Fundamental analysis is the study of financial data including earnings, dividends and cash flow, which influence the pricing of securities. I use fundamental analysis to aid select securities for future price appreciation. Over the years Personally i have tried many strategies to measuring a company’s rate of growth so that they can predict its stock’s future price performance. I purchased methods including earnings growth and return on equity. I have found why these methods are not always reliable or predictive.

Earning Growth
By way of example, corporate net profits are at the mercy of vague bookkeeping practices including depreciation, cashflow, inventory adjustment and reserves. These are common at the mercy of interpretation by accountants. Today as part of your, corporations they are under increasing pressure to overpower analyst’s earnings estimates which results in more aggressive accounting interpretations. Some corporations take special “one time” write-offs on his or her balance sheet for such things as failed mergers or acquisitions, restructuring, unprofitable divisions, failed product, etc. Many times these write-offs are not reflected as a continue earnings growth but alternatively show up as a footnote over a financial report. These “one time” write-offs occur with increased frequency than you may expect. Many firms that from the Dow Jones Industrial Average have got such write-offs.

Return on Equity
One other indicator, which I have found isn’t necessarily predictive of stock price appreciation, is return on equity (ROE). Conventional wisdom correlates an increased return on equity with successful corporate management that is maximizing shareholder value (the larger the ROE better).

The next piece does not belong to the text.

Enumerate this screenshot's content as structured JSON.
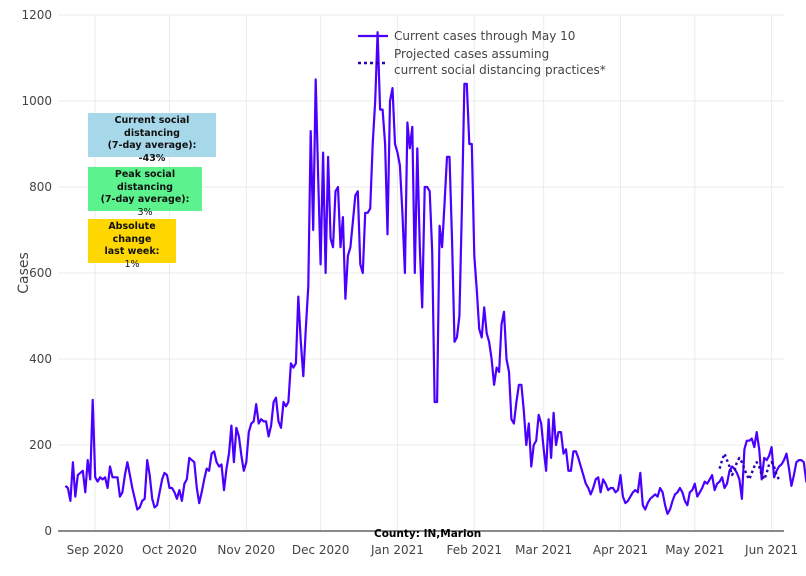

Which company is a bit more successful?
Coca-Cola (KO) with a Return on Equity of 46% or
Merrill Lynch (MER) with a Return on Equity of 18%

The reply is Merrill Lynch by measure. But Coca-Cola has a much higher ROE. How is this possible?

Return on equity is calculated by dividing a company’s post tax profit by stockholder’s equity. Coca-Cola is so over valued that it is stockholder’s equity is merely corresponding to about 5% of the total market price of the company. The stockholder equity is so small that just about any amount of post tax profit will produce a favorable ROE.

Merrill Lynch conversely, has stockholder’s equity corresponding to 42% of the market price of the company and requirements a greater post tax profit figure to produce a comparable ROE. My point is ROE does not compare apples to apples so therefore is not an good relative indicator in comparing company performance.